A catchy title is all it takes to get the reader hooked. If you know any good ones, please let me know.
All night dancing, outrageous theme nights, risqu‚ pub crawls, just one happening party after another-that’s probably another section. Instead let us share with you just one example of our wild approach to fun.
“ID” developed by AJ Plotkin, Mary Hable, Peter Stavros, and Derek Adams is a powerful game which should be attempted only when drunk or just following anaesthesia. A bunch of friends get together, each person writes down their nine-digit Harvard ID number on a piece of paper, everyone drops their paper into a hat, the papers are mixed about, and then each person randomly selects a piece of paper from the hat. The objective, and this is the best bit, is to guess the identity of the person whose ID number you are now holding. If only fun was a four-letter word.
Australians Tim Robertson, Ian Gow, Michael Starkey, and Paul Carter have added a fierce new twist to the game-a reflection of their national obsession with competitive sport. They propose that under Australian Rules ID, everything is the same as before but no one writes their ID number on the paper. So you simply drop blank strips of paper into a hat, pick a piece out at random, and try and guess the identity of the person whose paper you are now holding. (They wanted me to end the preceding sentence with a series of exclamation marks to emphasise the magnitude of their sporting breakthrough, but I refused-even for us hypercompetitivites this game is perhaps going too far, say some)
A smiling cat appeared quite unexpectedly during TOM. The whole class went completely quiet as the cat jumped onto the table and all of sudden disappeared into the overhead projector. Only to appear moments later as a squirming mauve silhouette projected onto the screen, somehow perfectly overlaid onto the process flow diagram. Ah the joys of sleep-deprived hallucinations.

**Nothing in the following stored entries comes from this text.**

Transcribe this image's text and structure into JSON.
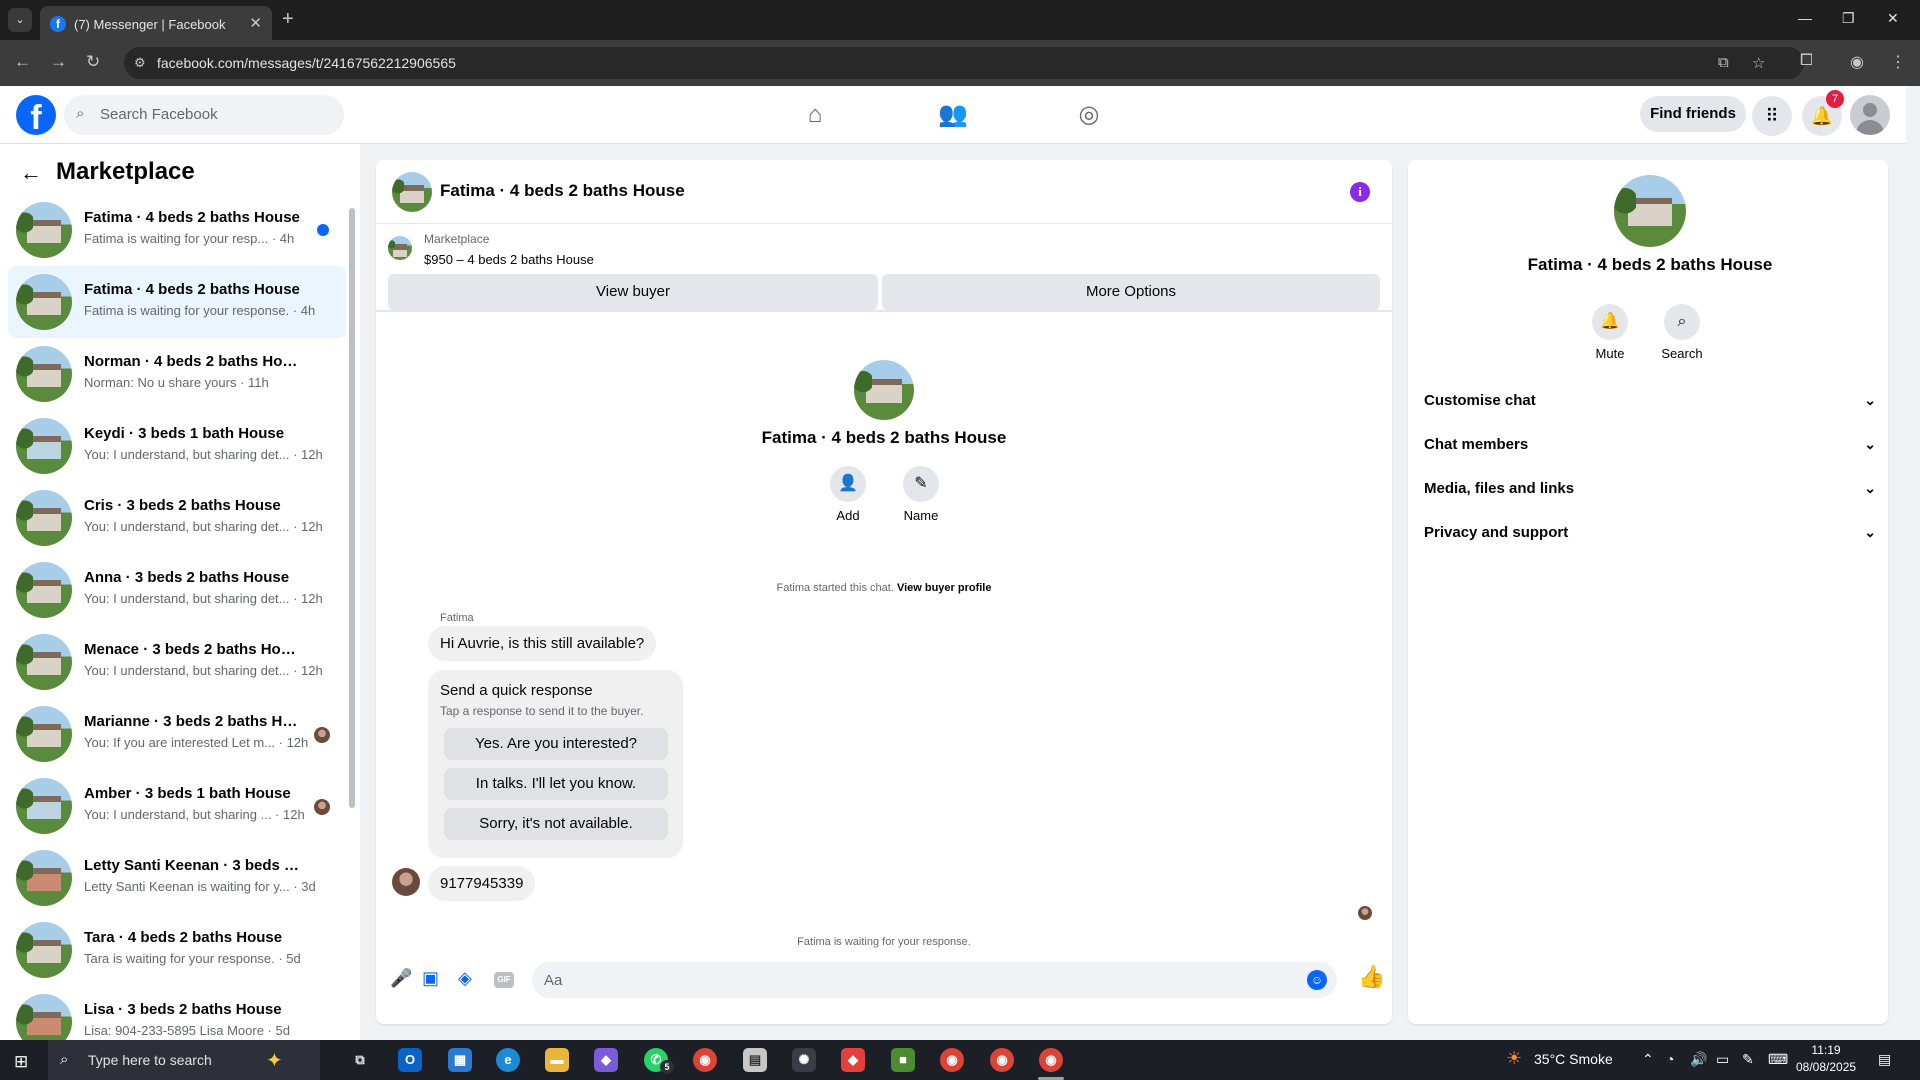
{
  "browser": {
    "tab_title": "(7) Messenger | Facebook",
    "url": "facebook.com/messages/t/24167562212906565"
  },
  "topnav": {
    "search_placeholder": "Search Facebook",
    "find_friends": "Find friends",
    "notification_count": "7"
  },
  "sidebar": {
    "title": "Marketplace",
    "chats": [
      {
        "name": "Fatima · 4 beds 2 baths House",
        "preview": "Fatima is waiting for your resp... · 4h"
      },
      {
        "name": "Fatima · 4 beds 2 baths House",
        "preview": "Fatima is waiting for your response. · 4h"
      },
      {
        "name": "Norman · 4 beds 2 baths House",
        "preview": "Norman: No u share yours · 11h"
      },
      {
        "name": "Keydi · 3 beds 1 bath House",
        "preview": "You: I understand, but sharing det... · 12h"
      },
      {
        "name": "Cris · 3 beds 2 baths House",
        "preview": "You: I understand, but sharing det... · 12h"
      },
      {
        "name": "Anna · 3 beds 2 baths House",
        "preview": "You: I understand, but sharing det... · 12h"
      },
      {
        "name": "Menace · 3 beds 2 baths House",
        "preview": "You: I understand, but sharing det... · 12h"
      },
      {
        "name": "Marianne · 3 beds 2 baths Ho...",
        "preview": "You: If you are interested Let m... · 12h"
      },
      {
        "name": "Amber · 3 beds 1 bath House",
        "preview": "You: I understand, but sharing ... · 12h"
      },
      {
        "name": "Letty Santi Keenan · 3 beds 2 bat...",
        "preview": "Letty Santi Keenan is waiting for y... · 3d"
      },
      {
        "name": "Tara · 4 beds 2 baths House",
        "preview": "Tara is waiting for your response. · 5d"
      },
      {
        "name": "Lisa · 3 beds 2 baths House",
        "preview": "Lisa: 904-233-5895 Lisa Moore · 5d"
      }
    ]
  },
  "chat": {
    "title": "Fatima · 4 beds 2 baths House",
    "listing_label": "Marketplace",
    "listing_price": "$950 – 4 beds 2 baths House",
    "view_buyer": "View buyer",
    "more_options": "More Options",
    "intro_title": "Fatima · 4 beds 2 baths House",
    "add_label": "Add",
    "name_label": "Name",
    "started_text": "Fatima started this chat.",
    "view_profile": "View buyer profile",
    "sender": "Fatima",
    "message1": "Hi Auvrie, is this still available?",
    "quick_title": "Send a quick response",
    "quick_sub": "Tap a response to send it to the buyer.",
    "quick_responses": [
      "Yes. Are you interested?",
      "In talks. I'll let you know.",
      "Sorry, it's not available."
    ],
    "message2": "9177945339",
    "waiting": "Fatima is waiting for your response.",
    "composer_placeholder": "Aa",
    "gif_label": "GIF"
  },
  "details": {
    "title": "Fatima · 4 beds 2 baths House",
    "mute": "Mute",
    "search": "Search",
    "sections": [
      "Customise chat",
      "Chat members",
      "Media, files and links",
      "Privacy and support"
    ]
  },
  "taskbar": {
    "search_placeholder": "Type here to search",
    "whatsapp_badge": "5",
    "weather": "35°C  Smoke",
    "time": "11:19",
    "date": "08/08/2025"
  },
  "colors": {
    "brand": "#0866ff",
    "badge": "#e41e3f",
    "info": "#8a2be2"
  }
}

The Swiss, represented by Xavier Paternot (pronounce X as in Xerox, not X as in the Kunshan Xiang Feng Plastic Products Co), have always been one for neutrality. Play under Swiss rules and you and your friends will simply sit around a hat for twenty minutes, do nothing, and then go home content with the fact that no one took sides, no one got hurt, and whoa…where did all this gold come from?

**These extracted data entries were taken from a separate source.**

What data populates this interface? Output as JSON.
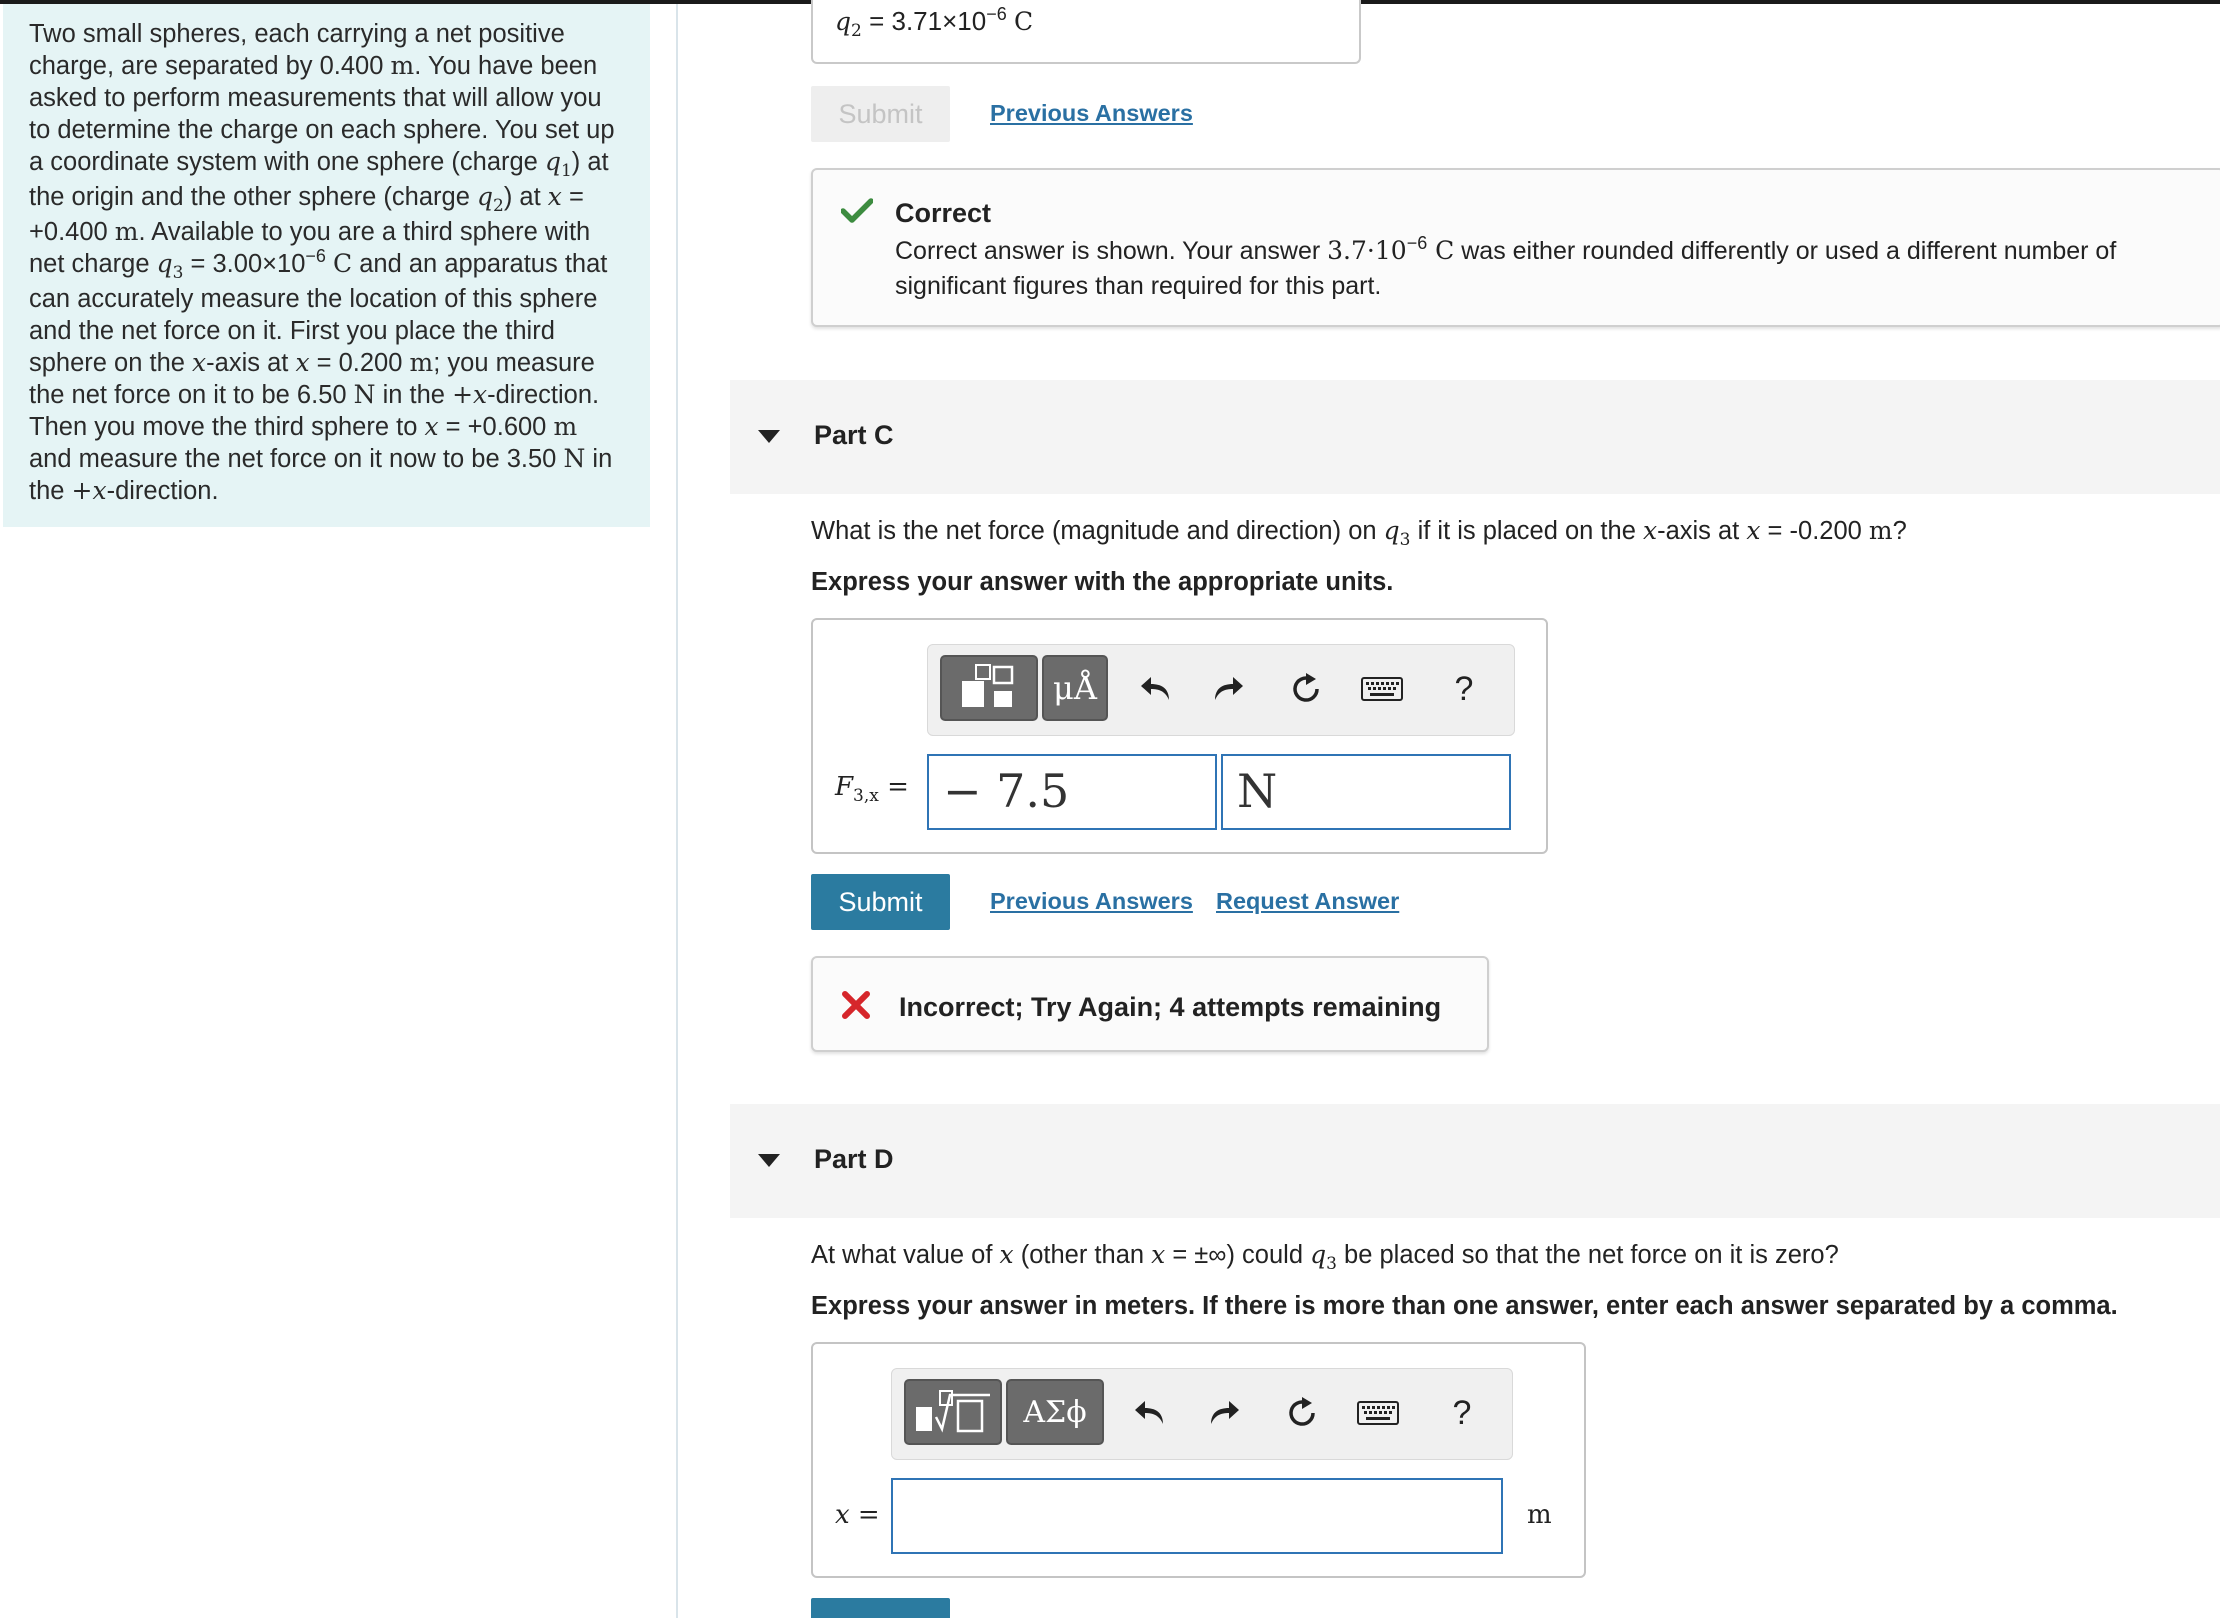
{
  "problem": {
    "text_parts": {
      "p1": "Two small spheres, each carrying a net positive charge, are separated by 0.400 ",
      "m": "m",
      "p2": ". You have been asked to perform measurements that will allow you to determine the charge on each sphere. You set up a coordinate system with one sphere (charge ",
      "q": "q",
      "one": "1",
      "p3": ") at the origin and the other sphere (charge ",
      "two": "2",
      "p4": ") at ",
      "x": "x",
      "p5": " = +0.400 ",
      "p6": ". Available to you are a third sphere with net charge ",
      "three": "3",
      "p7": " = 3.00×10",
      "exp": "−6",
      "C": "C",
      "p8": " and an apparatus that can accurately measure the location of this sphere and the net force on it. First you place the third sphere on the ",
      "p9": "-axis at ",
      "p10": " = 0.200 ",
      "p11": "; you measure the net force on it to be 6.50 ",
      "N": "N",
      "p12": " in the ",
      "plusx": "+x",
      "p13": "-direction. Then you move the third sphere to ",
      "p14": " = +0.600 ",
      "p15": " and measure the net force on it now to be 3.50 ",
      "p16": " in the ",
      "p17": "-direction."
    }
  },
  "part_b": {
    "answer_label_q": "q",
    "answer_label_sub": "2",
    "answer_equals": " = ",
    "answer_value": "3.71×10",
    "answer_exp": "−6",
    "answer_unit": "C",
    "submit_label": "Submit",
    "previous_answers_label": "Previous Answers",
    "feedback": {
      "title": "Correct",
      "msg_a": "Correct answer is shown. Your answer ",
      "msg_value": "3.7·10",
      "msg_exp": "−6",
      "msg_unit": " C",
      "msg_b": " was either rounded differently or used a different number of significant figures than required for this part.",
      "color": "#3d8c40"
    }
  },
  "part_c": {
    "title": "Part C",
    "question_a": "What is the net force (magnitude and direction) on ",
    "question_q": "q",
    "question_sub": "3",
    "question_b": " if it is placed on the ",
    "question_x": "x",
    "question_c": "-axis at ",
    "question_d": " = -0.200 ",
    "question_m": "m",
    "question_e": "?",
    "instruction": "Express your answer with the appropriate units.",
    "toolbar": {
      "template_icon": "templates-icon",
      "units_label": "μÅ",
      "undo_icon": "undo-icon",
      "redo_icon": "redo-icon",
      "reset_icon": "reset-icon",
      "keyboard_icon": "keyboard-icon",
      "help_label": "?"
    },
    "field_label_F": "F",
    "field_label_sub": "3,x",
    "field_label_eq": " =",
    "value_input": "− 7.5",
    "unit_input": "N",
    "submit_label": "Submit",
    "previous_answers_label": "Previous Answers",
    "request_answer_label": "Request Answer",
    "feedback": {
      "title": "Incorrect; Try Again; 4 attempts remaining",
      "color": "#d6262b"
    }
  },
  "part_d": {
    "title": "Part D",
    "question_a": "At what value of ",
    "question_x": "x",
    "question_b": " (other than ",
    "question_c": " = ±∞) could ",
    "question_q": "q",
    "question_sub": "3",
    "question_d": " be placed so that the net force on it is zero?",
    "instruction": "Express your answer in meters. If there is more than one answer, enter each answer separated by a comma.",
    "toolbar": {
      "template_icon": "sqrt-template-icon",
      "symbols_label": "ΑΣϕ",
      "undo_icon": "undo-icon",
      "redo_icon": "redo-icon",
      "reset_icon": "reset-icon",
      "keyboard_icon": "keyboard-icon",
      "help_label": "?"
    },
    "field_label": "x",
    "field_label_eq": " =",
    "value_input": "",
    "unit": "m"
  }
}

Under our Federal Republic of Tanzania rules, Section NJ plays the ID game as follows-you send out an email arranging to play ID with your friends, and that’s it. This is because we have no Tanzanians in our class, and so under Tanzanian rules there is effectively no game. There is no better tribute than to hear Laurent Amiel, a Frenchman, describe this version of ID as “the best fun I had since I phoned 1-800-FASBE.”
However, there is always a deviant, and he is usually English. John Hoffman has developed his own game entitled sleep. His is not a team sport, and hence no more discussion is warranted.
As the above clearly illustrates, our section’s obvious emotional stability and cohesive support system have made us the envy of the rest of the cohort. Add to this the fact that we have Dobbin Bookman (jazz connoisseur), Cedric Canas (Daimler-Chrysler), Juan Carlos Pereira (Sprint Europe middle manager), and Mina Jiang (toothpaste engineer), and it seems obvious that next week’s contribution should be a medical advice column answering some of the many many letters of physical and emotional help we receive. If you have a problem, you should probably send an email to help@webmd.com.
[To the twelve of you that expected a mention in this article but did not get one, please try my QuickPay again.]